The probability that a driver never uses a cell phone while driving is 15%, so the probability that a driver uses a cell phone while driving is 1 - 0.15 = 0.85.
Therefore, the expected number of drivers who must be checked to find the first driver who uses a cell phone while driving is 1/0.85 ≈ 1.18.
f. To find the expected cost and standard deviation of questioning up to and including the first driver who uses a cell phone while driving, we need to calculate the expected number of drivers who must be questioned.
As calculated in part e, the expected number of drivers who must be checked is approximately 1.18.
Given that it costs $5 to question each driver, the expected cost is 1.18 * $5 ≈ $5.90.
To find the standard deviation, we need to use the formula for the standard deviation of a geometric distribution, which is given by σ = sqrt((1 - p) / p^2).
In this case, p = 0.15, so the standard deviation is sqrt((1 - 0.15) / 0.15^2) ≈ 0.20.

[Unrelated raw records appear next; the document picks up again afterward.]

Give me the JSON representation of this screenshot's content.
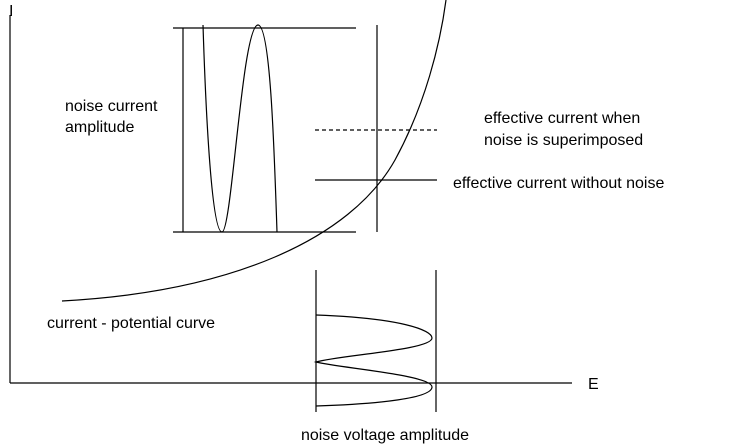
{
  "axes": {
    "y_label": "I",
    "x_label": "E"
  },
  "labels": {
    "noise_current_amplitude": [
      "noise current",
      "amplitude"
    ],
    "effective_current_noise": [
      "effective current when",
      "noise is superimposed"
    ],
    "effective_current_without_noise": "effective current without noise",
    "curve": "current - potential curve",
    "noise_voltage_amplitude": "noise voltage amplitude"
  }
}
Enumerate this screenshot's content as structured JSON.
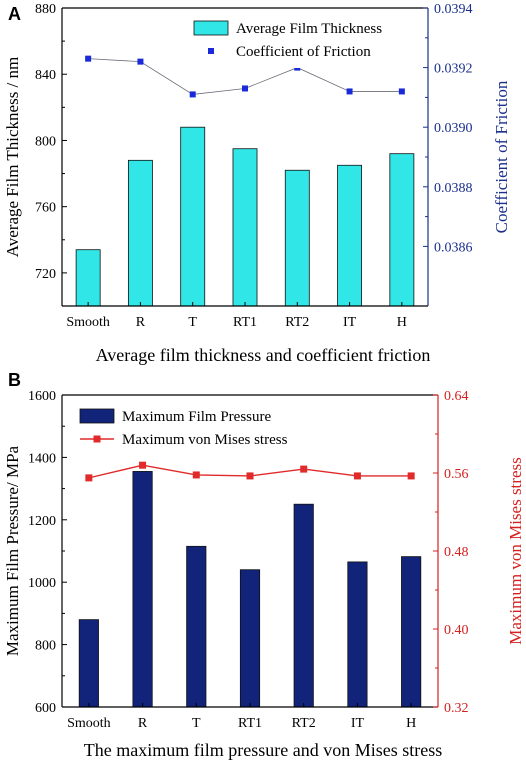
{
  "chart_data": [
    {
      "panel_label": "A",
      "type": "bar",
      "categories": [
        "Smooth",
        "R",
        "T",
        "RT1",
        "RT2",
        "IT",
        "H"
      ],
      "bar_series": {
        "name": "Average Film Thickness",
        "values": [
          734,
          788,
          808,
          795,
          782,
          785,
          792
        ],
        "color": "#30e6e6"
      },
      "line_series": {
        "name": "Coefficient of Friction",
        "values": [
          0.03923,
          0.03922,
          0.03911,
          0.03913,
          0.0392,
          0.03912,
          0.03912
        ],
        "color": "#1a2ad8"
      },
      "ylabel": "Average Film Thickness / nm",
      "y2label": "Coefficient of Friction",
      "ylim": [
        700,
        880
      ],
      "y2lim": [
        0.0384,
        0.0394
      ],
      "yticks": [
        "720",
        "760",
        "800",
        "840",
        "880"
      ],
      "y2ticks": [
        "0.0386",
        "0.0388",
        "0.0390",
        "0.0392",
        "0.0394"
      ],
      "caption": "Average film thickness and coefficient friction",
      "legend": "top-right",
      "grid": false
    },
    {
      "panel_label": "B",
      "type": "bar",
      "categories": [
        "Smooth",
        "R",
        "T",
        "RT1",
        "RT2",
        "IT",
        "H"
      ],
      "bar_series": {
        "name": "Maximum  Film Pressure",
        "values": [
          880,
          1355,
          1115,
          1040,
          1250,
          1065,
          1082
        ],
        "color": "#12237a"
      },
      "line_series": {
        "name": "Maximum von Mises stress",
        "values": [
          0.555,
          0.568,
          0.558,
          0.557,
          0.564,
          0.557,
          0.557
        ],
        "color": "#e12a2a"
      },
      "ylabel": "Maximum Film Pressure/ MPa",
      "y2label": "Maximum von Mises stress",
      "ylim": [
        600,
        1600
      ],
      "y2lim": [
        0.32,
        0.64
      ],
      "yticks": [
        "600",
        "800",
        "1000",
        "1200",
        "1400",
        "1600"
      ],
      "y2ticks": [
        "0.32",
        "0.40",
        "0.48",
        "0.56",
        "0.64"
      ],
      "caption": "The maximum film pressure and von Mises stress",
      "legend": "top-left",
      "grid": false
    }
  ]
}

Therefore, the standard deviation of questioning up to and including the first driver who uses a cell phone while driving is approximately $0.20 * $5 = $1.00.
g. The cost of inspection in part f (expected cost of $5.90) is not likely to exceed $15. Since the expected number of drivers who must be checked to find the first driver who uses a cell phone while driving is only 1.18, the cost of inspection is expected to be much lower than $15.
The expected cost of $5.90 is based on the probability of questioning all drivers up to and including the one who uses a cell phone while driving. It is unlikely to reach a cost of $15 in this scenario.